I soon had to leave to get on with more mould removal whilst the rest of the family went for a walk down to the fishing cove just to the north of the lighthouse. I would periodically peer out the window and I could see that things had definitely picked up on the seawith huge numbers of gannets streaming past and in the bright sunshine I could even make out small white dots which could only be auks with their low direct flight. It later turned out that a little shearwater went past mid morning as well as a Leach's petrel, good numbers of skuas and a few shearwaters so I missed a really good session!

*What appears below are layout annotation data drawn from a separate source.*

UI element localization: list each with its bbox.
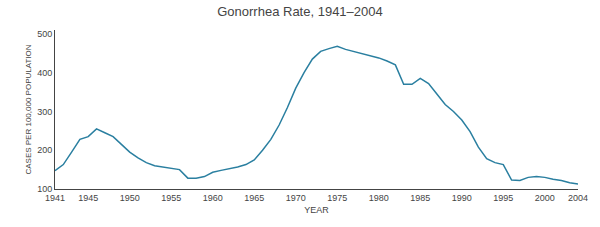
svg-text:2004: 2004 <box>568 193 588 203</box>
svg-text:200: 200 <box>37 145 52 155</box>
svg-text:YEAR: YEAR <box>304 205 329 215</box>
svg-text:500: 500 <box>37 29 52 39</box>
svg-text:1980: 1980 <box>369 193 389 203</box>
svg-text:1985: 1985 <box>410 193 430 203</box>
svg-text:Gonorrhea Rate, 1941–2004: Gonorrhea Rate, 1941–2004 <box>217 4 383 19</box>
svg-text:1975: 1975 <box>327 193 347 203</box>
svg-text:1990: 1990 <box>452 193 472 203</box>
svg-text:100: 100 <box>37 184 52 194</box>
svg-text:CASES PER 100,000 POPULATION: CASES PER 100,000 POPULATION <box>24 44 33 174</box>
svg-text:400: 400 <box>37 68 52 78</box>
svg-text:2000: 2000 <box>535 193 555 203</box>
svg-text:1960: 1960 <box>203 193 223 203</box>
svg-text:1995: 1995 <box>493 193 513 203</box>
svg-text:1945: 1945 <box>78 193 98 203</box>
svg-text:1965: 1965 <box>244 193 264 203</box>
svg-text:1950: 1950 <box>120 193 140 203</box>
svg-text:1970: 1970 <box>286 193 306 203</box>
svg-text:300: 300 <box>37 107 52 117</box>
svg-text:1941: 1941 <box>45 193 65 203</box>
svg-text:1955: 1955 <box>161 193 181 203</box>
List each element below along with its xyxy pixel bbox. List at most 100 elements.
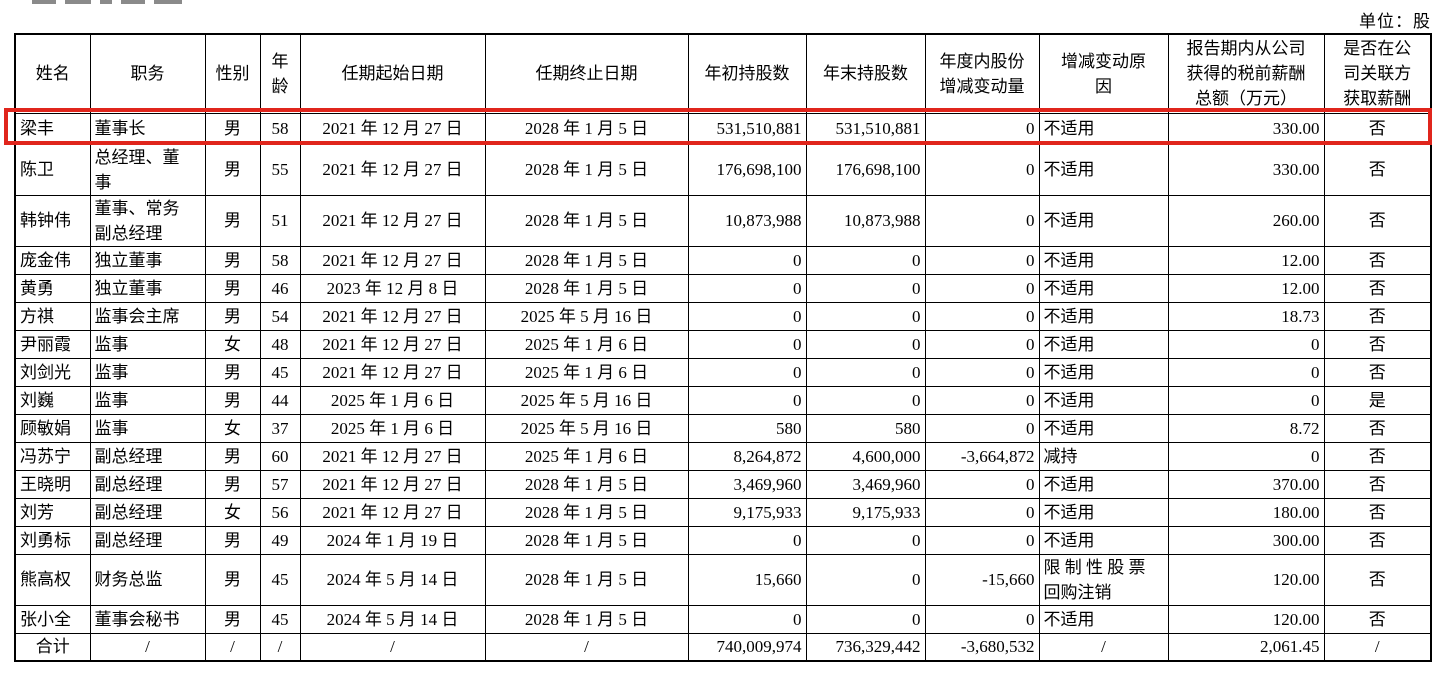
cell-gender: 男	[204, 112, 261, 145]
cell-compensation: 120.00	[1167, 604, 1325, 634]
cell-compensation: 120.00	[1167, 553, 1325, 606]
cell-term_end: 2028 年 1 月 5 日	[484, 553, 689, 606]
cell-share_change: 0	[924, 497, 1040, 527]
cell-name: 刘巍	[14, 385, 91, 415]
cell-related_party: 否	[1323, 143, 1432, 196]
cell-shares_end: 9,175,933	[805, 497, 926, 527]
cell-term_start: 2025 年 1 月 6 日	[299, 413, 486, 443]
cell-age: 48	[259, 329, 301, 359]
cell-related_party: /	[1323, 632, 1432, 662]
cell-related_party: 否	[1323, 525, 1432, 555]
cell-shares_end: 0	[805, 604, 926, 634]
cell-compensation: 2,061.45	[1167, 632, 1325, 662]
cell-name: 刘勇标	[14, 525, 91, 555]
cell-position: 财务总监	[89, 553, 206, 606]
cell-term_start: 2024 年 5 月 14 日	[299, 553, 486, 606]
cell-name: 尹丽霞	[14, 329, 91, 359]
unit-label: 单位：股	[1359, 12, 1431, 31]
cell-name: 梁丰	[14, 112, 91, 145]
column-header-share_change: 年度内股份 增减变动量	[924, 33, 1040, 114]
cell-name: 陈卫	[14, 143, 91, 196]
cell-term_end: 2025 年 1 月 6 日	[484, 357, 689, 387]
cell-shares_end: 0	[805, 273, 926, 303]
header-row: 姓名 职务 性别年 龄任期起始日期 任期终止日期 年初持股数 年末持股数 年度内股份 增减变…	[14, 33, 1432, 114]
table-row: 韩钟伟 董事、常务 副总经理男 51 2021 年 12 月 27 日 2028 年 1…	[14, 194, 1432, 247]
cell-term_start: /	[299, 632, 486, 662]
cropped-glyph	[154, 0, 182, 4]
cell-share_change: 0	[924, 469, 1040, 499]
cell-gender: 男	[204, 143, 261, 196]
cell-shares_begin: 580	[687, 413, 807, 443]
cell-gender: /	[204, 632, 261, 662]
cell-change_reason: 不适用	[1038, 143, 1169, 196]
cell-term_start: 2024 年 5 月 14 日	[299, 604, 486, 634]
cell-shares_end: 0	[805, 301, 926, 331]
cell-share_change: 0	[924, 525, 1040, 555]
cell-term_end: 2025 年 1 月 6 日	[484, 329, 689, 359]
cell-compensation: 330.00	[1167, 112, 1325, 145]
cell-term_start: 2021 年 12 月 27 日	[299, 301, 486, 331]
cell-share_change: 0	[924, 245, 1040, 275]
cell-age: 45	[259, 357, 301, 387]
cell-gender: 男	[204, 245, 261, 275]
cell-position: /	[89, 632, 206, 662]
cell-position: 总经理、董 事	[89, 143, 206, 196]
cell-change_reason: 减持	[1038, 441, 1169, 471]
cell-shares_begin: 10,873,988	[687, 194, 807, 247]
cell-compensation: 300.00	[1167, 525, 1325, 555]
cell-shares_end: 10,873,988	[805, 194, 926, 247]
cell-age: 45	[259, 604, 301, 634]
cell-age: 46	[259, 273, 301, 303]
cell-shares_begin: 8,264,872	[687, 441, 807, 471]
cell-age: 57	[259, 469, 301, 499]
cell-gender: 女	[204, 329, 261, 359]
cell-related_party: 否	[1323, 273, 1432, 303]
cell-change_reason: 不适用	[1038, 273, 1169, 303]
cell-change_reason: 不适用	[1038, 112, 1169, 145]
cell-name: 庞金伟	[14, 245, 91, 275]
cell-change_reason: 限 制 性 股 票 回购注销	[1038, 553, 1169, 606]
cell-shares_begin: 9,175,933	[687, 497, 807, 527]
cell-age: 54	[259, 301, 301, 331]
cell-shares_begin: 0	[687, 604, 807, 634]
cell-term_end: 2025 年 5 月 16 日	[484, 301, 689, 331]
cell-age: 60	[259, 441, 301, 471]
cell-compensation: 330.00	[1167, 143, 1325, 196]
table-row: 陈卫 总经理、董 事男 55 2021 年 12 月 27 日 2028 年 1 月 5…	[14, 143, 1432, 196]
table-row: 张小全 董事会秘书男 45 2024 年 5 月 14 日 2028 年 1 月 5 日…	[14, 604, 1432, 634]
cell-change_reason: 不适用	[1038, 525, 1169, 555]
cell-share_change: -15,660	[924, 553, 1040, 606]
cell-related_party: 否	[1323, 245, 1432, 275]
cell-gender: 男	[204, 273, 261, 303]
cell-position: 董事长	[89, 112, 206, 145]
cropped-glyph	[100, 0, 112, 4]
cell-share_change: 0	[924, 357, 1040, 387]
column-header-term_start: 任期起始日期	[299, 33, 486, 114]
cell-change_reason: 不适用	[1038, 413, 1169, 443]
cell-name: 合计	[14, 632, 91, 662]
column-header-name: 姓名	[14, 33, 91, 114]
cell-compensation: 0	[1167, 441, 1325, 471]
cell-share_change: 0	[924, 194, 1040, 247]
column-header-shares_begin: 年初持股数	[687, 33, 807, 114]
cell-term_end: 2028 年 1 月 5 日	[484, 194, 689, 247]
cell-age: 58	[259, 112, 301, 145]
cell-name: 顾敏娟	[14, 413, 91, 443]
table-row: 冯苏宁 副总经理男 60 2021 年 12 月 27 日 2025 年 1 月 6 日…	[14, 441, 1432, 471]
cell-term_start: 2025 年 1 月 6 日	[299, 385, 486, 415]
column-header-gender: 性别	[204, 33, 261, 114]
cell-share_change: 0	[924, 385, 1040, 415]
cell-compensation: 0	[1167, 357, 1325, 387]
cell-shares_end: 4,600,000	[805, 441, 926, 471]
cell-change_reason: 不适用	[1038, 604, 1169, 634]
cell-shares_end: 0	[805, 553, 926, 606]
cell-related_party: 否	[1323, 553, 1432, 606]
cell-compensation: 0	[1167, 385, 1325, 415]
cell-term_start: 2024 年 1 月 19 日	[299, 525, 486, 555]
cell-term_end: 2028 年 1 月 5 日	[484, 143, 689, 196]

There were lots of "stormlets" passing through over the weekend: very small concentrated rain showers which pass through quickly. This one had a rainbow at one end
That afternoon the girls wanted to go shopping in Penzance so I took L (our four year old boy) for a walk down to Treen cliffs where a barred warbler was supposed to be hanging out. Being on the south cost of the peninsula it was nicely sheltered from the northerly wind and L and I passed a pleasant hour or so sitting around watching the sea and failing to see any warblers. I did spot a stonechat, a kestrel and a rather late house martin. Then it was back to rendezvous with the girls for a spot of tea in Penzance and then back home for dinner.
Sunday morning I went down to the lighthouse again though the wind was much more moderate and there was just one other birder there. There were loads of kittiwakes but not much else until I spotted a distant skua which we both agreed looked like a pomarine. A couple of balearic shearwaters also went through and my companion had seen a few distant auks which might have been littles. I soon had to get back for a final bout of mould scraping. Whilst I was doing this B (our younger daughter) and L went out to look for slow worms and they managed to find one as well as a tiny newt.
After packing up it was time to set off for home via the scenic route along the west coast, stopping at Zennor for lunch at the hostel and Leylant Saltings where the girls visited the sweet shop and I had a brief scan of the estuary. I found the whooper swans but not the spoonbill though as we set off on the A30 I glanced down into Ryan's field (Hayle RSPB) where there was a large white sleeping bird which could well have been the spoonbill. Our journey home was uneventful and we arrived back at Oxford mid evening. It had been another enjoyable visit to this wonderful part of the country with some more great birds to see.